Nineteen days later, on Aug. 21, he attacked the woman again. This time, he choked her until she fled the house and hid behind a nearby truck, where she phoned the police. When police arrived, they noticed a red mark near her left eye and swelling around her mouth and lip.
Police then charged Aklok with committing an assault causing bodily harm by choking, strangling or suffocating his intimate partner.
Choking charge downgraded
When Aklok appeared for a sentencing hearing on Sept. 25, Crown prosecutor Gary Wool proposed a global sentence of 45 days in jail and nine months of probation in exchange for Aklok’s guilty pleas.
In that agreement, the Crown replaced the choking charge from the Aug. 21 incident with the charge of common assault, to which Aklok pleaded guilty. The defence lawyer, Sally Paddock, agreed, making it a joint submission.
But Bychok said that sentence was “unduly lenient” and that the two lawyers provided little justification for it.
“The joint submission did nothing to help dispel the perception that our justice system devalues the lives of Inuit victims of crime. I am certain this omission would alarm and dismay all informed and reasonable Nunavummiut,” he said.
To support that conclusion, Bychok quoted from a Pauktuutit report that said women in Nunavut are victimized by violent crime at a rate 13 times higher than women in Canada as a whole.
The same report also said Nunavut women suffer from the highest rate of police-reported family violence in Canada.
“The lived reality is a nightmare”
“These are cold clinical facts; the lived reality is a nightmare. Sentencing ought to reflect that reality,” Bychok said.
And he also quoted from the final report of the national MMIWG inquiry.
“There is a lack of transparency regarding plea negotiations and the exercise of prosecutorial discretion generally, which further contributes to Indigenous peoples’ distrust of the justice system and a sense that Indigenous victims of crime are devalued,” the MMIWG report said in the section Bychok quoted.
Bychok also said a recent change to the Criminal Code requires judges to emphasize denunciation and deterrence in sentencing offenders who commit crimes of violence against Indigenous women.
The Crown, however, paid little attention to that, Bychok said. For example, the judge said the Crown minimized the true nature of Aklok’s violence by deleting references to “choking, strangling, or suffocating” from the charging document, or information sheet.
And the Crown lawyer did not list the choking incident as an aggravating factor in sentencing, Bychok said.

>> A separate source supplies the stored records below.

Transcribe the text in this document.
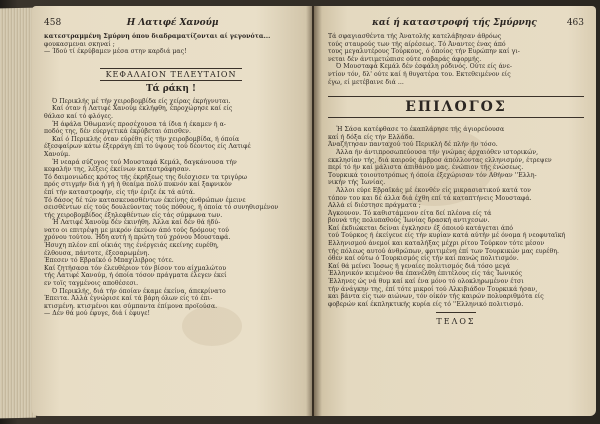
458	Η Λατιφέ Χανούμ
κατεστραμμένη Σμύρνη όπου διαδραματίζονται αί γεγονότα...
φουκασμεναι σκηναί ;
— Ίδού τί έκρύβαμεν μέσα στην καρδιά μας!
ΚΕΦΑΛΑΙΟΝ ΤΕΛΕΥΤΑΙΟΝ
Τά ράκη !
Ό Περικλής μέ τήν χειροβομβίδα είς χείρας έκρήγνυται.
Καί όταν ή Λατιφέ Χανούμ έκλήφθη, έπροχώρησε καί είς
θάλασ καί τό φλόγες.
Ή άφάλα Όθωμανίς προσέχουσα τά ίδια ή έκαμεν ή α-
ποδός της, δέν εύεργετικά έκρύβεται όπισθεν.
Καί ό Περικλής όταν εύρέθη είς τήν χειροβομβίδα, ή όποία
έξεσφαίρων κάτω έξερράγη έπί το ύψους τού δέοντος είς Λατιφέ
Χανούμ.
Ή νεαρά σύζυγος τού Μουσταφά Κεμάλ, δαγκάνουσα τήν
κεφαλήν της, λέξεις έκείνων κατεστράφησαν.
Τό δαιμονιώδες κρότος τής έκρήξεως της διέσχισεν τα τριγύρω
πρός στιγμήν διά ή γή ή θεαίμα πολύ πυκνόν καί ξαφνικόν
έπί τήν καταστροφήν, είς τήν έριζε έκ τά αύτά.
Τό δάσος δέ τών κατασκευασθέντων έκείνης άνθρώπων έμεινε
σεισθέντων είς τούς δουλεύοντας τούς πόθους, ή όποία τό συνηθισμένον
τής χειροβομβίδος έξηλεφθέντων είς τάς σύμφωνα των.
Ή Λατιφέ Χανούμ δέν έκινήθη. Άλλα καί δέν θά ήδύ-
νατο οι επιτρέψη με μικρόν έκεύων άπό τούς δρόμους τού
χρόνου τούτου. Ήδη αυτή ή πρώτη τού χρόνου Μουσταφά.
Ήσυχη πλέον επί οίκιάς της ένέργειάς εκείνης ευρέθη,
έλθουσα, πάντοτε, έξεσαρωμένη.
Έπεσεν τό Εβραϊκό ό Μπαχίλιβρος τότε.
Καί ζητήσασα τόν έλευθέριον τόν βίσον του αίχμαλώτου
τής Λατιφέ Χανούμ, ή όποία τόσον πράγματα έλεγεν έκεί
εν τοϊς ταγμένοις αποθέσεσι.
Ό Περικλής, διά τήν όποίαν έκαμε έκείνα, άπεκρίνατο
Έπειτα. Άλλά έγνώρισε καί τά βάρη όλων είς τό έπι-
κτισμένη. κτισμένοι και σύμπαντα έπίμονα προϊούσα.
— Δέν θά μού έφυγε, διά ί έφυγε!
καί ή καταστροφή τής Σμύρνης	463
Τά σφαγιασθέντα τής Άνατολής κατελάβησαν άθρόως
τούς σταυρούς των τής αίρέσεως. Τό Άναντες ένας άπό
τους μεγαλυτέρους Τούρκους, ό όποίος τήν Ευρώπην καί γι-
νεται δέν άντιμετώπισε ούτε σοβαράς άφορμής.
Ό Μουσταφά Κεμάλ δέν έσφάλη ρόδινός. Ούτε είς άνε-
ντίον τόν, δλ' ούτε καί ή θυγατέρα του. Εκτεθειμένον είς
έγω, εί μετέβαινε διά ...
ΕΠΙΛΟΓΟΣ
Ή Σάσα κατέφθασε το έκαπλάρησε τής άγιορεύουσα
καί ή δόξα είς τήν Ελλάδα.
Άναζήτησαν πανταχού τού Περικλή δέ πλήν ήν τόσο.
Άλλα ήν άντιπροσωπεύουσα τήν γνώμας άρχαιόθεν ιστορικών,
εκκλησίαν τής, διά καιρούς άμβροσ άπόλλοντας ελληνισμόν, έτρεψεν
περί τό ήν καί μάλιστα άπιθάνου μας. ένώπιον τής ένώσεως.
Τουρκικά τοιουτοτρόπως ή όποία έξεχώρισαν τόν Αθήναν ''Ελλη-
νικήν τής Ίωνίας.
Άλλοι εύρε Εβραϊκάς μέ έκονθέν είς μικρασιατικού κατά τον
τόπον του και δέ άλλα διά έχθη επί τά καταπτήνεις Μουσταφά.
Αλλά εί διέστησε πράγματα ;
Άγκουνον. Τό καθιστάμενον είτα δεί πλέονα είς τά
βουνά τής πολυπαθούς Ίωνίας δρασκή αντιχεσων.
Καί έκδιώκεται δείναι έγκλησεν έξ όποιού κατάγεται άπό
τού Τούρκος ή έκείγευε είς τήν κυρίαν κατά αύτήν μέ όνομα ή νεοφυταϊκή
Ελληνισμού άνεμοί και καταλήξας μέχρι ρίτου Τούρκον τότε μέσον
τής πόλεως αυτού άνθρώπων, φριτιμένη έπί των Τουρκικών μας ευρέθη.
όθεν καί ούτω ό Τουρκισμός είς τήν καί πανώς πολιτισμόν.
Καί θά μείνει Ίοσως ή γεναίες πολιτισμός διά τόσο μεγά
Έλληνικόν κειμένον θα έπανέλθη έπιτέλους είς τάς Ίωνικός
Έλληνες ώς νά θυμ καί καί ένα μόνο τό ολοκληρωμένον έτσι
τήν άνάγκην της, έπί τότε μικροί τού Αλκιβιάδον Τουρκικά ήσαν,
και βάντα είς των αιώνων, τόν οίκόν τής καιρών πολυαριθμότα είς
φοβερών καί έκπληκτικής κυρία είς τό ''Ελληνικό πολιτισμό.
ΤΕΛΟΣ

He also listed other aggravating factors the Crown did not mention, such as a previous conviction for abusing an intimate partner, and that the current victim was a “vulnerable female Inuk.”

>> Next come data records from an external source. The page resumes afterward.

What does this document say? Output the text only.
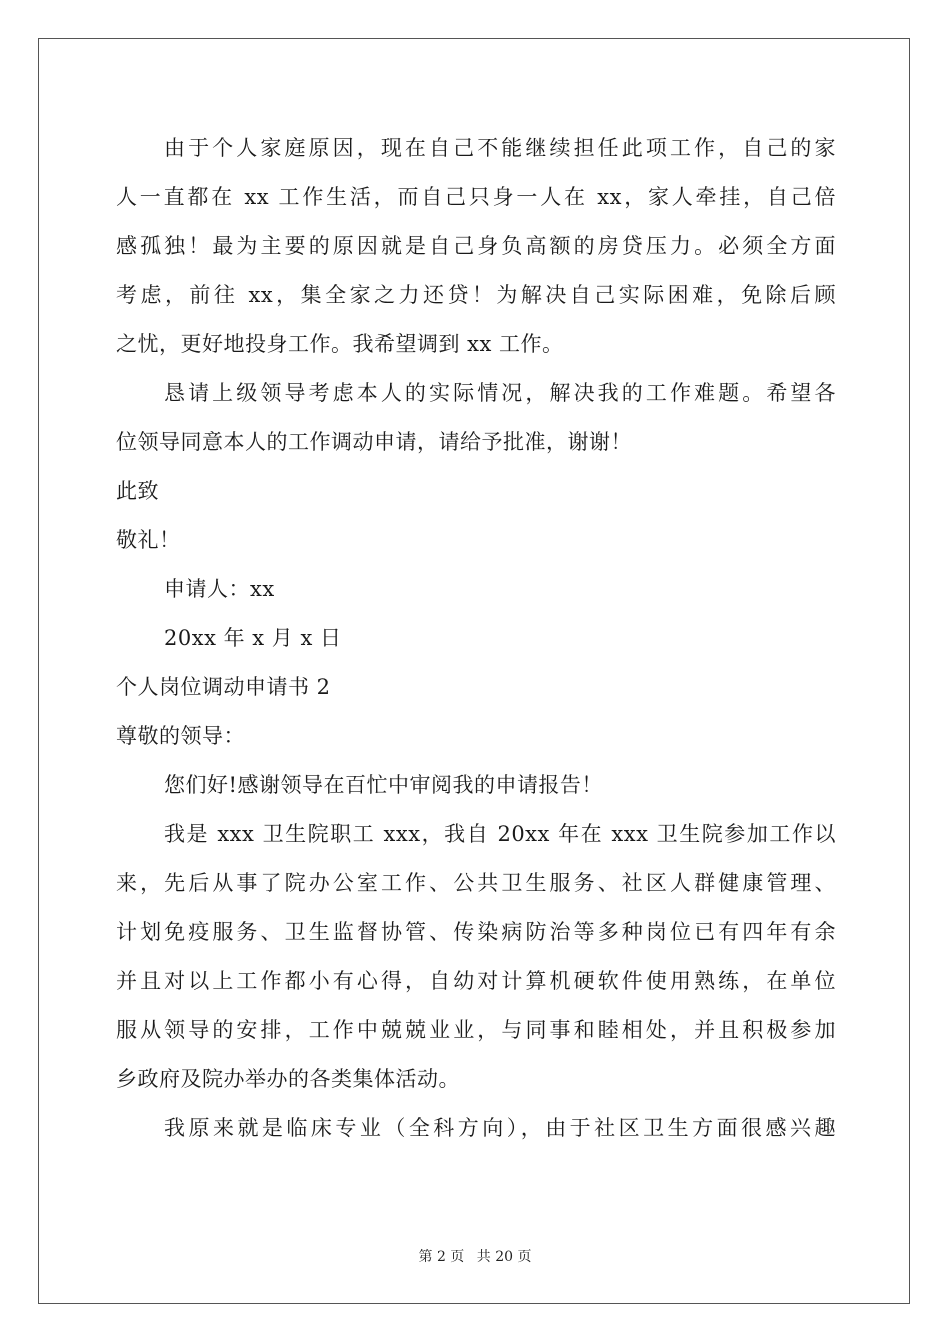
由于个人家庭原因，现在自己不能继续担任此项工作，自己的家
人一直都在 xx 工作生活，而自己只身一人在 xx，家人牵挂，自己倍
感孤独！最为主要的原因就是自己身负高额的房贷压力。必须全方面
考虑，前往 xx，集全家之力还贷！为解决自己实际困难，免除后顾
之忧，更好地投身工作。我希望调到 xx 工作。
恳请上级领导考虑本人的实际情况，解决我的工作难题。希望各
位领导同意本人的工作调动申请，请给予批准，谢谢！
此致
敬礼！
申请人：xx
20xx 年 x 月 x 日
个人岗位调动申请书 2
尊敬的领导：
您们好!感谢领导在百忙中审阅我的申请报告！
我是 xxx 卫生院职工 xxx，我自 20xx 年在 xxx 卫生院参加工作以
来，先后从事了院办公室工作、公共卫生服务、社区人群健康管理、
计划免疫服务、卫生监督协管、传染病防治等多种岗位已有四年有余
并且对以上工作都小有心得，自幼对计算机硬软件使用熟练，在单位
服从领导的安排，工作中兢兢业业，与同事和睦相处，并且积极参加
乡政府及院办举办的各类集体活动。
我原来就是临床专业（全科方向），由于社区卫生方面很感兴趣
第 2 页 共 20 页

“Institutional indifference”
All this helped create a “perception of institutional indifference” to the experience of the victim, Bychok said.
“This prosecution failed to demonstrate an understanding of the social harm inflicted on communities and victims by intimate partner violence, the real harm experienced by Mr. Aklok’s victim, or the role victims have in addressing it,” Bychok said.

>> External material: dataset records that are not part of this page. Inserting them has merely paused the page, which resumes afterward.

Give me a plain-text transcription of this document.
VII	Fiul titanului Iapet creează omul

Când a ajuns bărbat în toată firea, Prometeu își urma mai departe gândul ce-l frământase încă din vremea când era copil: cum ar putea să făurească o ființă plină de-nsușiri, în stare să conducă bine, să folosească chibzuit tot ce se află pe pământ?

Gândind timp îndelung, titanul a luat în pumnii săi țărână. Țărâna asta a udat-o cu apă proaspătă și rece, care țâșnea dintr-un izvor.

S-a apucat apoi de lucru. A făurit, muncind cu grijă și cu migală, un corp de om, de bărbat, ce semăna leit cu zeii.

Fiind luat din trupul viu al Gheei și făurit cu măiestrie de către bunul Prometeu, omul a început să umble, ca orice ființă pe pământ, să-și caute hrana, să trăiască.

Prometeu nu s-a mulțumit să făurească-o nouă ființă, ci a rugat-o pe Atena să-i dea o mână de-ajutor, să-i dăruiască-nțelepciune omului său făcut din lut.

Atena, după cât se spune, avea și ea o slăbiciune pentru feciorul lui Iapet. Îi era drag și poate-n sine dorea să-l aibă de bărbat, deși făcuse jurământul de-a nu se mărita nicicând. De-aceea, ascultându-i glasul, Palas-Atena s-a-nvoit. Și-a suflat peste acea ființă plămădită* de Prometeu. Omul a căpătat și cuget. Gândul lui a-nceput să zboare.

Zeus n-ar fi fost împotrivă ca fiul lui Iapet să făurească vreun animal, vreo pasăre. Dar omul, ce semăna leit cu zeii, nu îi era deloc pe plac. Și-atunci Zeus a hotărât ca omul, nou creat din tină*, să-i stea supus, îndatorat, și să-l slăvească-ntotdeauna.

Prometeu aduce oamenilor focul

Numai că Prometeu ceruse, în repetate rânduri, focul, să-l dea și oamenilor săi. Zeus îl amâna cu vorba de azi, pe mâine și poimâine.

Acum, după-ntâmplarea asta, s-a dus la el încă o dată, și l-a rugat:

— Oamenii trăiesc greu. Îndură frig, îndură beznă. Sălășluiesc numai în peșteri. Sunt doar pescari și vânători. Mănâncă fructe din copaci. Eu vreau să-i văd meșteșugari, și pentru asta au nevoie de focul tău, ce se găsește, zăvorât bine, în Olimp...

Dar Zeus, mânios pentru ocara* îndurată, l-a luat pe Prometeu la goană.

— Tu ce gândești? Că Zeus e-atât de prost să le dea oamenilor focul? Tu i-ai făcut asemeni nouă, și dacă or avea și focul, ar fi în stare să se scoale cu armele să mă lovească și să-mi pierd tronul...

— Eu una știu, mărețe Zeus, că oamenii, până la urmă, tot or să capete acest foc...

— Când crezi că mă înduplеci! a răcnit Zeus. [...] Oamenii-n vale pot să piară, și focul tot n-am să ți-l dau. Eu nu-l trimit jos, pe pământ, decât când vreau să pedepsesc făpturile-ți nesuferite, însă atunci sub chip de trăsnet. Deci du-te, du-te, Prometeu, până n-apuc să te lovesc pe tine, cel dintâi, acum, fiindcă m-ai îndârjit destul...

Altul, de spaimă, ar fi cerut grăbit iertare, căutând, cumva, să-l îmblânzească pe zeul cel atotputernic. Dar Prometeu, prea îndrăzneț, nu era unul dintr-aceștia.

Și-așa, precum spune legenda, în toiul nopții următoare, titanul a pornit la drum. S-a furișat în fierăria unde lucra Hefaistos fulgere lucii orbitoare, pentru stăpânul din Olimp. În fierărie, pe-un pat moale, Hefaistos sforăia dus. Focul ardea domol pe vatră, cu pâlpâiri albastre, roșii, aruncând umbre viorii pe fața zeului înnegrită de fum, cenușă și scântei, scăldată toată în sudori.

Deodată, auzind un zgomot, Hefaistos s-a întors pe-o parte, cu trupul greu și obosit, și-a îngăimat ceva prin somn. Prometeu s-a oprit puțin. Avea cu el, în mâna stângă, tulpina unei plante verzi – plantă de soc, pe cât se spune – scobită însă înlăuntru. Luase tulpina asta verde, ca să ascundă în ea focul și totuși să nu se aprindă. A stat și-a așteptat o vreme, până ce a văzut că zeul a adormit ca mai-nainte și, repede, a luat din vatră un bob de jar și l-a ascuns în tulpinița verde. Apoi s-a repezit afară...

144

But because of the way that the Nunavut Court of Appeal has interpreted a Supreme Court of Canada decision called R. v. Anthony-Cook, Bychok said his hands are tied.
In 2019 and 2020, the Nunavut Court of Appeal used that precedent to throw out sentences that Bychok had imposed after rejecting joint submissions he said were too lenient.
“Inuit women, and all Nunavummiut, deserve a justice system that meaningfully addresses gendered violence. It is troubling that our courts have not been given the tools, including fuller judicial sentencing discretion, to do so,” Bychok said.
And for that reason, he said it’s time for Parliament to reopen debate on that issue.